Ghana sought a $3 billion bailout package from the International Monetary Fund (IMF) in June 2022 due to the depletion of its gross international reserves.

The rapid depletion had put immense pressure on the cedi, making it difficult to meet import bills.

The 2023 IMF Regional Economic Outlook Report indicates that Ghana’s international reserves will only cover almost three weeks of import by the end of 2023, making it among the countries with the lowest import cover, alongside Zimbabwe, South Sudan, and Ethiopia.

The country’s reserves have come under pressure from both the demand and supply sides of the foreign exchange market.

On the demand side, the expansion of public and private investment, particularly in the oil and gas sector, has led to an upsurge in imports in recent years.

On the supply side, Ghana has suffered from lower export earnings due to lower commodity prices and production disruptions caused by the COVID-19 pandemic and Russia’s invasion of Ukraine.

The country has also faced numerous downgrades, which forced it out of the Eurobond market.

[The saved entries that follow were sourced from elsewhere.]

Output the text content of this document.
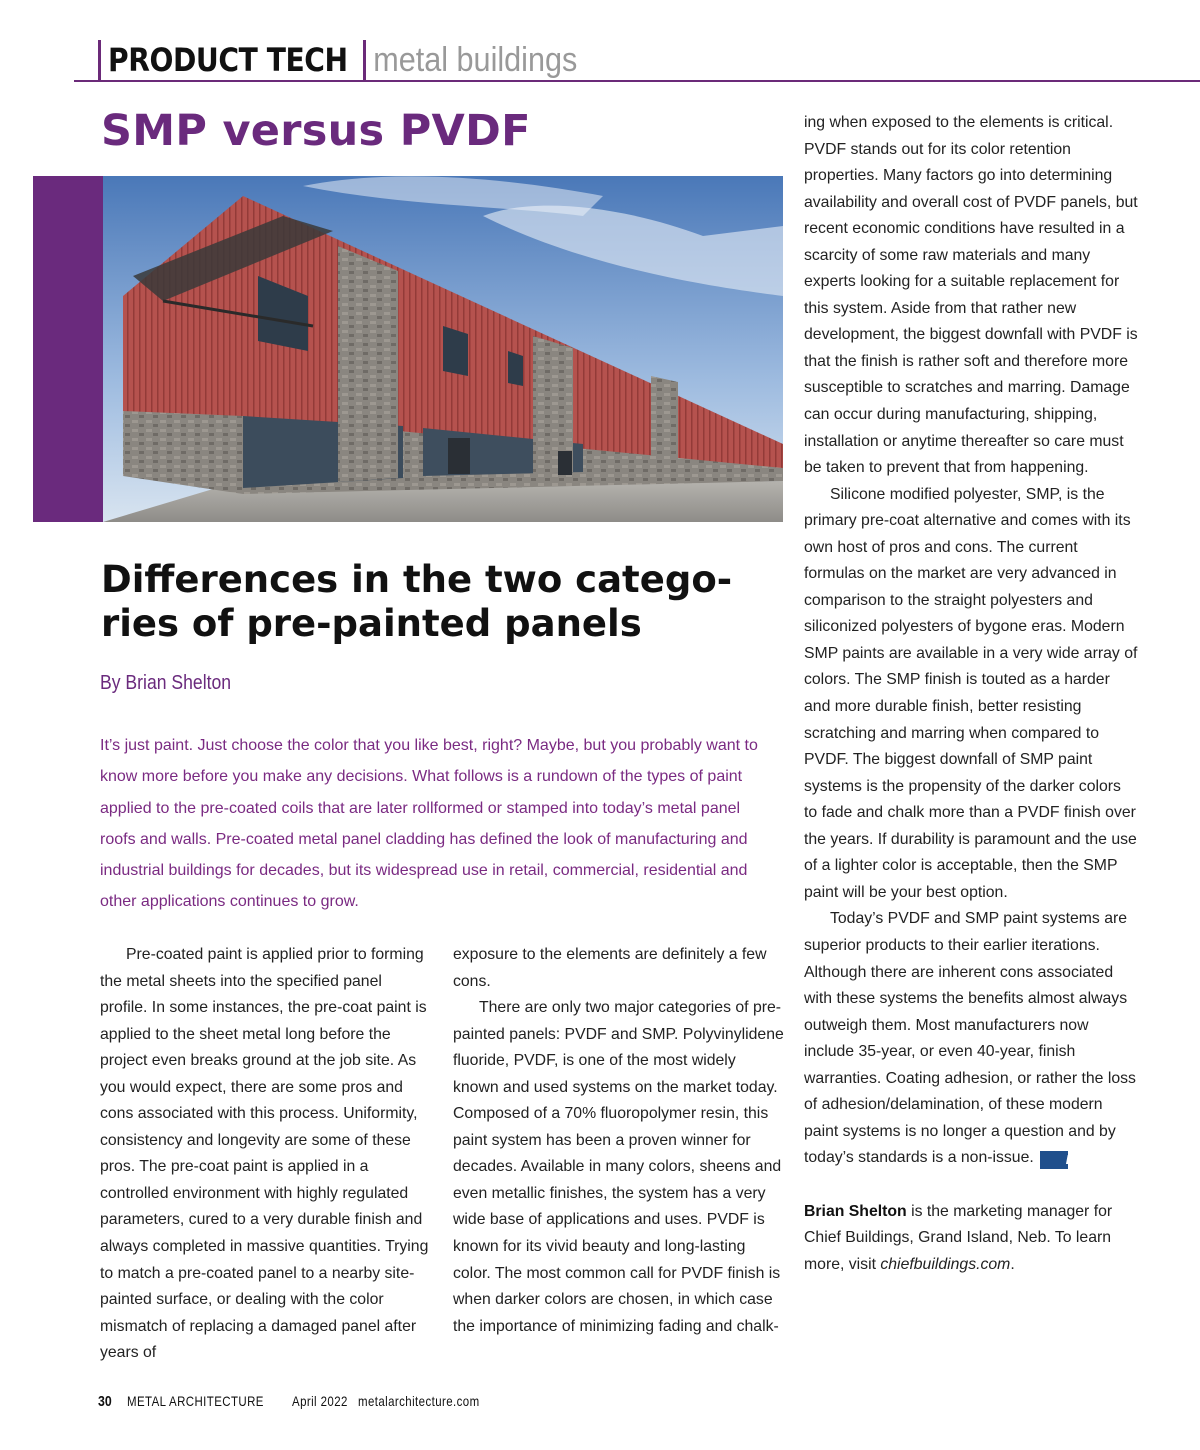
PRODUCT TECH metal buildings
SMP versus PVDF
Differences in the two catego-ries of pre-painted panels
By Brian Shelton

It’s just paint. Just choose the color that you like best, right? Maybe, but you probably want to know more before you make any decisions. What follows is a rundown of the types of paint applied to the pre-coated coils that are later rollformed or stamped into today’s metal panel roofs and walls. Pre-coated metal panel cladding has defined the look of manufacturing and industrial buildings for decades, but its widespread use in retail, commercial, residential and other applications continues to grow.

Pre-coated paint is applied prior to forming the metal sheets into the specified panel profile. In some instances, the pre-coat paint is applied to the sheet metal long before the project even breaks ground at the job site. As you would expect, there are some pros and cons associated with this process. Uniformity, consistency and longevity are some of these pros. The pre-coat paint is applied in a controlled environment with highly regulated parameters, cured to a very durable finish and always completed in massive quantities. Trying to match a pre-coated panel to a nearby site-painted surface, or dealing with the color mismatch of replacing a damaged panel after years of

exposure to the elements are definitely a few cons.

There are only two major categories of pre-painted panels: PVDF and SMP. Polyvinylidene fluoride, PVDF, is one of the most widely known and used systems on the market today. Composed of a 70% fluoropolymer resin, this paint system has been a proven winner for decades. Available in many colors, sheens and even metallic finishes, the system has a very wide base of applications and uses. PVDF is known for its vivid beauty and long-lasting color. The most common call for PVDF finish is when darker colors are chosen, in which case the importance of minimizing fading and chalk-

ing when exposed to the elements is critical. PVDF stands out for its color retention properties. Many factors go into determining availability and overall cost of PVDF panels, but recent economic conditions have resulted in a scarcity of some raw materials and many experts looking for a suitable replacement for this system. Aside from that rather new development, the biggest downfall with PVDF is that the finish is rather soft and therefore more susceptible to scratches and marring. Damage can occur during manufacturing, shipping, installation or anytime thereafter so care must be taken to prevent that from happening.

Silicone modified polyester, SMP, is the primary pre-coat alternative and comes with its own host of pros and cons. The current formulas on the market are very advanced in comparison to the straight polyesters and siliconized polyesters of bygone eras. Modern SMP paints are available in a very wide array of colors. The SMP finish is touted as a harder and more durable finish, better resisting scratching and marring when compared to PVDF. The biggest downfall of SMP paint systems is the propensity of the darker colors to fade and chalk more than a PVDF finish over the years. If durability is paramount and the use of a lighter color is acceptable, then the SMP paint will be your best option.

Today’s PVDF and SMP paint systems are superior products to their earlier iterations. Although there are inherent cons associated with these systems the benefits almost always outweigh them. Most manufacturers now include 35-year, or even 40-year, finish warranties. Coating adhesion, or rather the loss of adhesion/delamination, of these modern paint systems is no longer a question and by today’s standards is a non-issue.	MA

Brian Shelton is the marketing manager for Chief Buildings, Grand Island, Neb. To learn more, visit chiefbuildings.com.

30 METAL ARCHITECTURE April 2022 metalarchitecture.com
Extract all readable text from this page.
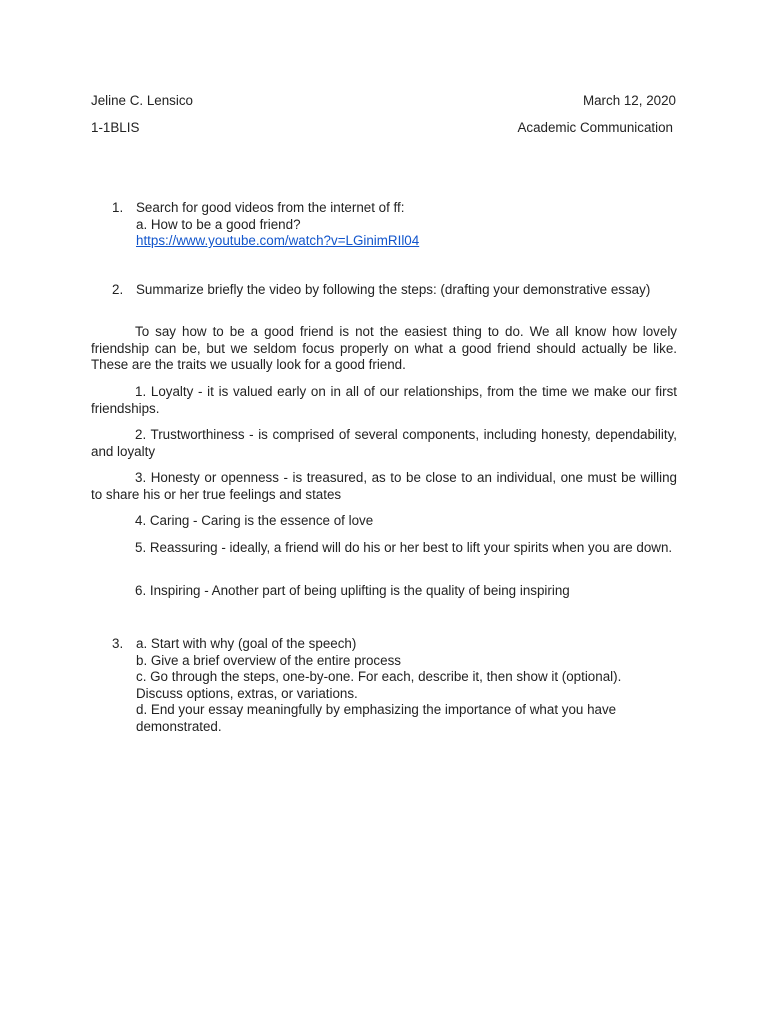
Jeline C. Lensico	March 12, 2020
1-1BLIS	Academic Communication
1. Search for good videos from the internet of ff:
a. How to be a good friend?
https://www.youtube.com/watch?v=LGinimRIl04
2. Summarize briefly the video by following the steps: (drafting your demonstrative essay)

To say how to be a good friend is not the easiest thing to do. We all know how lovely friendship can be, but we seldom focus properly on what a good friend should actually be like. These are the traits we usually look for a good friend.

1. Loyalty - it is valued early on in all of our relationships, from the time we make our first friendships.

2. Trustworthiness - is comprised of several components, including honesty, dependability, and loyalty

3. Honesty or openness - is treasured, as to be close to an individual, one must be willing to share his or her true feelings and states

4. Caring - Caring is the essence of love

5. Reassuring - ideally, a friend will do his or her best to lift your spirits when you are down.

6. Inspiring - Another part of being uplifting is the quality of being inspiring

3. a. Start with why (goal of the speech)
b. Give a brief overview of the entire process
c. Go through the steps, one-by-one. For each, describe it, then show it (optional).
Discuss options, extras, or variations.
d. End your essay meaningfully by emphasizing the importance of what you have
demonstrated.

For the past six years, Ghana has relied on inflows from the capital market to manage protracted balance of payment challenges, usually averaging $1 billion.

The level of international reserves is a significant indicator of any economy’s external vulnerability, as it measures the country’s ability to meet its foreign exchange obligations and cushion itself against external shocks.

Bank of Ghana (BoG) data shows that the country’s gross international reserves have dwindled by nearly 40% in less than two years, and as of February 2023, import cover was below three months. This alarming situation made it impossible to continue with debt servicing this year, particularly at the external front.

Ghana’s Finance Minister, Ken Ofori-Atta, revealed in the 2023 budget statement that the country’s import bill exceeds $10 billion annually.

With just close to $3 billion left as net foreign reserves as of February 2023, the government needs close to $500 million each month to bring in oil products alone.

The fall in reserves could lead to instability in the exchange rate and inflation, and the BoG’s ability to intervene effectively depends on its level of reserves, which provide a buffer against external shocks and speculative attacks.

The low level of reserves limits the apex bank’s capacity to defend the cedi against depreciation pressures.

The IMF has revised Ghana’s growth rate downwards to 1.6% after expanding by more than 5% in 2021 and expects 45.4% inflation in 2023, while the external debt-to-GDP ratio might hover around 52%.

If the IMF’s $3 billion support is delayed, it could erode Ghana’s thinning reserves and derail the progress made in reducing inflation and stabilizing the cedi against major trading currencies.